BECKY: When we sat down with you here last year, you said inflation was a very big worry for you. What do you see today? Do you worry about inflation or deflation?
BUFFETT: Well, I don't worry about deflation at all. We won't see deflation in any significant amount in your lifetime, which is more relevant than my lifetime. We've taken action in fighting the economic war that we face that certainly sows the seeds of substantial inflation down the road. Not in the next six months or year or two years, but we have done things that raise the probability of really high rates of inflation at some point. We're flooding the system with dollars. We're monitizing debt. We're doing all the things that lead to that. Now those are appropriate things to do. Our economy was like a fellow going down in quicksand last September and up to his shoulders, and somebody tosses a rope. You can tie it around and yank him out with a truck, you may dislocate a couple of shoulders but it's still pays to get him out. And we may dislocate the economy in certain ways. There's really no choice. But we could see a lot of inflation.

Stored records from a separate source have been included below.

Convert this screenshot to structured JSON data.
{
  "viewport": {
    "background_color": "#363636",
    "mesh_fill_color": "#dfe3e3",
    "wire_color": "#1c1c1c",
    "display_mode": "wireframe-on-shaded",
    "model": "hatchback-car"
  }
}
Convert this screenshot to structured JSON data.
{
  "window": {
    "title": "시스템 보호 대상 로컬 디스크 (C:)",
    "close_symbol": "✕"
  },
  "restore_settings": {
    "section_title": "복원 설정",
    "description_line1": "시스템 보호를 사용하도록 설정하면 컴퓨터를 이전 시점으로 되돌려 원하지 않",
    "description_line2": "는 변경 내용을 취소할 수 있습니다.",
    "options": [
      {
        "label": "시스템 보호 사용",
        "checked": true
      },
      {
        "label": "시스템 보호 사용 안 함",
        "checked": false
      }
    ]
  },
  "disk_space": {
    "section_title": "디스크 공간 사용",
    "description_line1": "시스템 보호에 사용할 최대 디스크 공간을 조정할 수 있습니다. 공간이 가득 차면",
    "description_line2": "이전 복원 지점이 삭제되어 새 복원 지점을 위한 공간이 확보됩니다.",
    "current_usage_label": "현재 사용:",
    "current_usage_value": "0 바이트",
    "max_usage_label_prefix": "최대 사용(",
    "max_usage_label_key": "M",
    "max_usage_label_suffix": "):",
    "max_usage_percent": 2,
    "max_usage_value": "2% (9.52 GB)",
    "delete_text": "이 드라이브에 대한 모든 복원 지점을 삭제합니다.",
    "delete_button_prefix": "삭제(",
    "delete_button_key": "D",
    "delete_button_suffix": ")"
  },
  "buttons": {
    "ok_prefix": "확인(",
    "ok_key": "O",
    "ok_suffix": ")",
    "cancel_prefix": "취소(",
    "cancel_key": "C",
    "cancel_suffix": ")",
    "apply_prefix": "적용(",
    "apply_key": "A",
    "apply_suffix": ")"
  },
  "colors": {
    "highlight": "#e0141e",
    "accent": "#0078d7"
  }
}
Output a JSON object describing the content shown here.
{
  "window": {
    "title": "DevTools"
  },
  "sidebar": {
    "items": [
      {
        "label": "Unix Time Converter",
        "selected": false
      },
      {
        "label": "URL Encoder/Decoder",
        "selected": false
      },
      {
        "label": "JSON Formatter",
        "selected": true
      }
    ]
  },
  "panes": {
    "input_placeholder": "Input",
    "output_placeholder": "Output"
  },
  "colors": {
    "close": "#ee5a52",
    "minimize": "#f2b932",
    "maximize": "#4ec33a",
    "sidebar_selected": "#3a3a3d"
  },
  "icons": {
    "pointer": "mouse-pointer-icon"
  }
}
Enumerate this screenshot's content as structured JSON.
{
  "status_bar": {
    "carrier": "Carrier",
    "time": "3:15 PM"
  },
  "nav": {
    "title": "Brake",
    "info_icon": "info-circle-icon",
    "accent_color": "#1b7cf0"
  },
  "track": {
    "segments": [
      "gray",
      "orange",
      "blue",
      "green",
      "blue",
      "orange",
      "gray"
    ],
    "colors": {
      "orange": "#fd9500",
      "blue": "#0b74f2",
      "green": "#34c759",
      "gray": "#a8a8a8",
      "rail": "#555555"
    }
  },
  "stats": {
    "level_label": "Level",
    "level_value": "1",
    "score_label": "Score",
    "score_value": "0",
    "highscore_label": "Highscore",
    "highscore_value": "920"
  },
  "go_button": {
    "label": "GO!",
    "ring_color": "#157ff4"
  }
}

BECKY: You mentioned that the financial system was in tatters just last year. It's turned around quite a bit. In fact, some of the big banks have been paying back TARP money, or have made plans to pay back that TARP money. One of your big investments, though, Wells Fargo , has not. Does that put Wells Fargo at a disadvantage?
BUFFETT: Well, it doesn't put them at a disadvantage with the person on the street that's putting in deposits. And they've got the widest spreads, really, in terms of interest income of anybody. But I'm sure they would like to get out of TARP. There's been unanimity among the people in the TARP plan that they want to get out as fast as possible, so I'm sure they'd like to get out at Wells. But from my standpoint, the earning power of Wells is dramatic with or without the TARP money.
BECKY: So, with or without, it doesn't matter to you as an investor?
BUFFETT: It doesn't really, no, no. I wish they didn't have the warrants outstanding that came with the TARP money because that's a call on the future profits of it, but the government set the terms on it. They just signed a blank piece of paper.
BECKY: Over the last few days, Steve Jobs and Apple's board have gotten a lot of attention because of the disclosure, or lack of disclosure of the liver transplant that he had while he was out. You're someone who has also gotten some criticism about your succession plans. What do you think about how the Apple board went about it and do you think that criticism there has been fair?